Wednesday, June 26, 2019

CDISC Validation: PointCross – Pinnacle21 v.3 comparison: Part 3: hot topics 1

In our third part, we make comparisons between Pinnacle21 Validator 3.0 and MySEND 1.0 for some "hot topics", i.e. topics that were highly problematic in earlier versions of the Pinnacle21 validator (for MySEND, we can't say, as there are no earlier versions).


A "hot topic" coming back over and over again in the Pinnacle21 user forum are the labels for variables and datasets. The famous message "label mismatch" (35 "hits" in the forum) is very well known… One of the reasons is that in some cases, variable labels have been published that are longer than 40 characters (the limit for SAS-XPT), and that Pinnacle21 than took the freedom to define itself what the label should be. The most famous example is for the variable PESTRESC.
With the recent release of the "CDISC Library" which is (according to CDISC itself) the "CDISC truth", this issue should essentially be resolved. An overview of our test results is given below.

SDTM-IG version
PESTRESC Label according to
SDTM-IG and CDISC-Library
Validation Result MySEND
(FDA rules)
Validation Result Pinnacle21 v.3.0
(FDA rules)
Character Result/Finding in Std Format
Character Result/Finding in Std Format
Character Result/Finding in Standard Format
SDTM/dataset variable label mismatch
*1 Pinnacle21 v.3.0 seems to compare the variable label with the "ItemDef Description" from the define.xml when define.xml is provided. In case there is a mismatch between them, it gives an error with a clear error message.
In case no define.xml is provided, it does not give an error for the label "Character Result/Finding in Standard Format". In case the define.xml is present and the label is "Character Result/Finding in Standard Format" in both, no error is thrown.
In case the "label" is completely wrong in both the dataset as in the define.xml (e.g. using "test" for the label for PESTRESC) it gives an error "SDTM/dataset variable label mismatch".

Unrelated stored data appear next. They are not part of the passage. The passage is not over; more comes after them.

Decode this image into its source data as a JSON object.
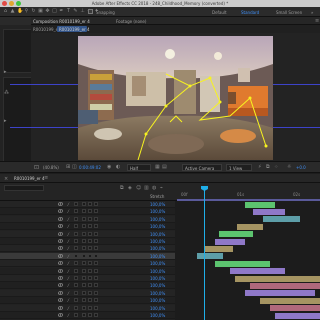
{
  "window": {
    "title": "Adobe After Effects CC 2018 - 248_Childhood_Memory (converted) *",
    "traffic_colors": [
      "#e14b46",
      "#e0a630",
      "#3ec340"
    ]
  },
  "toolbar": {
    "snapping_label": "Snapping",
    "workspaces": [
      "Default",
      "Standard",
      "Small Screen"
    ],
    "active_workspace": "Standard",
    "workspace_chevron": "»"
  },
  "composition": {
    "tab_label": "Composition R0010199_er 4",
    "footage_label": "Footage (none)",
    "subtabs": [
      "R0010199_er 2",
      "R0010199_er 4"
    ],
    "active_subtab": "R0010199_er 4"
  },
  "footer": {
    "zoom": "(40.8%)",
    "timecode": "0:00:49:02",
    "resolution": "Half",
    "camera": "Active Camera",
    "views": "1 View",
    "exposure": "+0.0"
  },
  "timeline": {
    "tab_label": "R0010199_er 4",
    "column_stretch": "Stretch",
    "ruler_labels": [
      "00f",
      "01s",
      "02s"
    ],
    "stretch_values": [
      "100,0%",
      "100,0%",
      "100,0%",
      "100,0%",
      "100,0%",
      "100,0%",
      "100,0%",
      "100,0%",
      "100,0%",
      "100,0%",
      "100,0%",
      "100,0%",
      "100,0%",
      "100,0%",
      "100,0%",
      "100,0%"
    ],
    "selected_row": 7
  },
  "colors": {
    "accent_blue": "#3f8ff7",
    "cti": "#1faee8",
    "guide": "#3d43c9",
    "bar_green": "#5cc46f",
    "bar_purple": "#8f78c8",
    "bar_tan": "#a59462",
    "bar_teal": "#5d9ea8",
    "bar_rose": "#b0687c"
  }
}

So it looks as Pinnacle21 seems to have made progress here, not throwing an error anymore when the label for PESTRESC does not correspond to what they think it should be, whereas MySEND still seems to follow what Pinnacle21 did in earlier releases.

Remark that the 40-character limitation is an artificial one, due to that the FDA (and PMDA) still require the completely outdated XPT format to be used. In modern times, the transport format is independent from the content standard and does not limit it in what content can be. XPT is a disaster in this sense. HL7-FHIR however shows how it can be done: one standard, three transport formats (XML, JSON, Turtle).

Order of variables: EPOCH in SV ("Subject Visit")

Another hot topic that pops up over and over again is the correct order of variables in a dataset, especially when "timing variables" are added to an "observation" dataset.
The correct order for timing variables is:


Searching for "wrong order" on the Pinnacle21 forum leads to 35 entries.
Just as an example, there was a complaint on the forum about the correct order of "EPOCH"in SV (Subject Visits). "EPOCH" is not described for "SV" in the SDTM-IG. But the FDA wants it anyway (omitting it leads to a validation error). So it needs to be inserted. The author of the entry did put it after "VISIT" and before "SVSTDTC" (VISITDY and "TEATORD" were absent), which seems perfectly ok. He/she still got an " SD1079" error.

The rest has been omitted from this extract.